Prévue à 150 exemplaires par an, la Furtive e‑GT a revêtu un caractère « haute couture automobile », fabriquée à la main et personnalisée pour chaque client — plus proche de l’artisanat que de la production industrielle.
Néanmoins, la voiture est tout sauf un succès commercial : seuls quelques exemplaires ont réellement quitté Magny‑Cours.L’avenir compromis par le climat

Exagon poursuivit ses projets automobiles pour le Trophée Andros jusqu’à ce que, progressivement, le championnat s’éteigne face au réchauffement climatique.
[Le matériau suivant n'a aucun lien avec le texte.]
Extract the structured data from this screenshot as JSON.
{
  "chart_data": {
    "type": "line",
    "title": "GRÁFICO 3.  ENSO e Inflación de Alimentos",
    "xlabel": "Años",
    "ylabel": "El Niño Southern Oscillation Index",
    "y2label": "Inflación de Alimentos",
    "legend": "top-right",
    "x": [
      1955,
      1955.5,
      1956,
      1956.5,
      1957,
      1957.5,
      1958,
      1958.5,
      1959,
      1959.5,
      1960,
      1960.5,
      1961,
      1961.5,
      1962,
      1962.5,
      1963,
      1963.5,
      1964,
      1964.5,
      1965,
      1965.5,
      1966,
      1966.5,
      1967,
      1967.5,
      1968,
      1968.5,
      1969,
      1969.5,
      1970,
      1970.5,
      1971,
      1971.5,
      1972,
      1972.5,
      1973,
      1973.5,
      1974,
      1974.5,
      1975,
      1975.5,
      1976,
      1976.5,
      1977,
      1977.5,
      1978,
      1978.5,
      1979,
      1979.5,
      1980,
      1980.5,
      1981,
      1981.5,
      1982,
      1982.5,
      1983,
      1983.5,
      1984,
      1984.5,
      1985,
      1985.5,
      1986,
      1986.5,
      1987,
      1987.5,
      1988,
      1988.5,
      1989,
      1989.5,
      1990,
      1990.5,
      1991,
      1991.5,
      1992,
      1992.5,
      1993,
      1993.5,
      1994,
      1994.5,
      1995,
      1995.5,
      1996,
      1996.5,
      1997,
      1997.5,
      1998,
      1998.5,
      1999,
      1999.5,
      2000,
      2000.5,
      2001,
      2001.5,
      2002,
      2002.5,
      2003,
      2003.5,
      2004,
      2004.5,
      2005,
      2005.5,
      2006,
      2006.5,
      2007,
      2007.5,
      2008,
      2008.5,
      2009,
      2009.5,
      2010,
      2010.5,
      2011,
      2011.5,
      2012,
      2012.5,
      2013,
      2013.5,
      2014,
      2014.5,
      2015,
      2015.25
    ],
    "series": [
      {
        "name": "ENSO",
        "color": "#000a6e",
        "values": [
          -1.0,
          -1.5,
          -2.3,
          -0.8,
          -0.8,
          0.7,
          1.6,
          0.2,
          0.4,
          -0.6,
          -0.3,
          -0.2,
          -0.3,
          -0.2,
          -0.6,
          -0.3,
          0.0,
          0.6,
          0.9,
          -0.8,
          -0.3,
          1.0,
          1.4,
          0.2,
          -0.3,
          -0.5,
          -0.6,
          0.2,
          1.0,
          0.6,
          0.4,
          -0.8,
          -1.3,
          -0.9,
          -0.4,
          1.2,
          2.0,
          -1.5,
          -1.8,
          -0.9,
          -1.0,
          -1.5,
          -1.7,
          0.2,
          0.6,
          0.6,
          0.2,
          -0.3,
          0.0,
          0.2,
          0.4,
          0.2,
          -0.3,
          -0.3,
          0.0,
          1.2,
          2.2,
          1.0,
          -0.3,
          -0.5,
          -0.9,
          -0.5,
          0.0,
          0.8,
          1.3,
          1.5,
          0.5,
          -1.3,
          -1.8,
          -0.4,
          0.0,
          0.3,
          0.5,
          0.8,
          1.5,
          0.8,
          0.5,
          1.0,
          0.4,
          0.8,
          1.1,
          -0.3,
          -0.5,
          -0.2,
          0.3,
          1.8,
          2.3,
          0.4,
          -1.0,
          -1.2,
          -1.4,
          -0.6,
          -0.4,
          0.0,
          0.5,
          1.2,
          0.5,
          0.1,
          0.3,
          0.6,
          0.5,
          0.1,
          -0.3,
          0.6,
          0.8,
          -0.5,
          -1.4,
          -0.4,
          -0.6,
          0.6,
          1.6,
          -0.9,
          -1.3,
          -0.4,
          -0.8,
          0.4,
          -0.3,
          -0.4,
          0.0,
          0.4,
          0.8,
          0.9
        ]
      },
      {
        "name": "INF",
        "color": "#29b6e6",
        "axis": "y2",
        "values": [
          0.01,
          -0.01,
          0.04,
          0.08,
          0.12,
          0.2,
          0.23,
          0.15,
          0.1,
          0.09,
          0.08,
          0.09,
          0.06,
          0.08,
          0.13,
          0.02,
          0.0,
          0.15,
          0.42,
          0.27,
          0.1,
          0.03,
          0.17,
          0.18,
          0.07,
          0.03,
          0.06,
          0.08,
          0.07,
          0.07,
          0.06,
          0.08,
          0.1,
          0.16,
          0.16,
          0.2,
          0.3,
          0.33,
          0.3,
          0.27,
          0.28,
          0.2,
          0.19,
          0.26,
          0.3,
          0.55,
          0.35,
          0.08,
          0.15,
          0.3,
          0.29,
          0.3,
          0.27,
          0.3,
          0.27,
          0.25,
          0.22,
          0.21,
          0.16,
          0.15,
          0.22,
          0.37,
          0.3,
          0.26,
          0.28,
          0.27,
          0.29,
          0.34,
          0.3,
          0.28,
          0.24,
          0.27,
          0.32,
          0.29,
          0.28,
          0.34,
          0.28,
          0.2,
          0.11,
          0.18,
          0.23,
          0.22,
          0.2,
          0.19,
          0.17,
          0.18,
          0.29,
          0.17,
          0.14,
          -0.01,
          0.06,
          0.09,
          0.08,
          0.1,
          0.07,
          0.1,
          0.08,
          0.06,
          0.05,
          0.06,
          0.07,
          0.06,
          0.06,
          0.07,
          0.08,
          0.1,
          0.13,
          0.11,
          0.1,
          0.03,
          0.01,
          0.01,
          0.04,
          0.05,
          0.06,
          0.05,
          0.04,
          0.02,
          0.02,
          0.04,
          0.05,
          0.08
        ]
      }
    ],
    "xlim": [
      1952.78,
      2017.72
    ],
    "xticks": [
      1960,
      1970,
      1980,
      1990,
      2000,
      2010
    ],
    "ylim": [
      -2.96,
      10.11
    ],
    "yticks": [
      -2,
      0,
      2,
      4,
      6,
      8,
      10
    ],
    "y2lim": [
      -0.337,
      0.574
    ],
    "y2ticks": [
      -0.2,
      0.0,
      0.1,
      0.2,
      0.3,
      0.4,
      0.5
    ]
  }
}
Une triste ironie pour une marque née sur la glace.

Tableau synthétique

Élément Détails
Conception GT électrique « haute couture », châssis carbone, moteurs Siemens
Performances 400 ch, 0‑100 km/h en 3,5 s, 250 km/h max, ~360 km autonomie
Production 150 unités/an prévues, poignée d’exemplaires produits
Héritage Ambition et design marquants, échec commercial, marque de niche unique

Symbole d’une époque où l’industrie française osait penser grand, la Furtive e‑GT incarne une utopie technologique : une supercar électrique dessinée et produite avec passion — mais pas assez pour séduire un marché encore frileux.

Elle reste aujourd’hui un objet de désir, presque mystique, et un témoignage précieux d’un pari industriel audacieux.

Votre avis compte !

Et vous, que vous évoque la Furtive e‑GT ? Objet de fascination ou projet trop en avance ?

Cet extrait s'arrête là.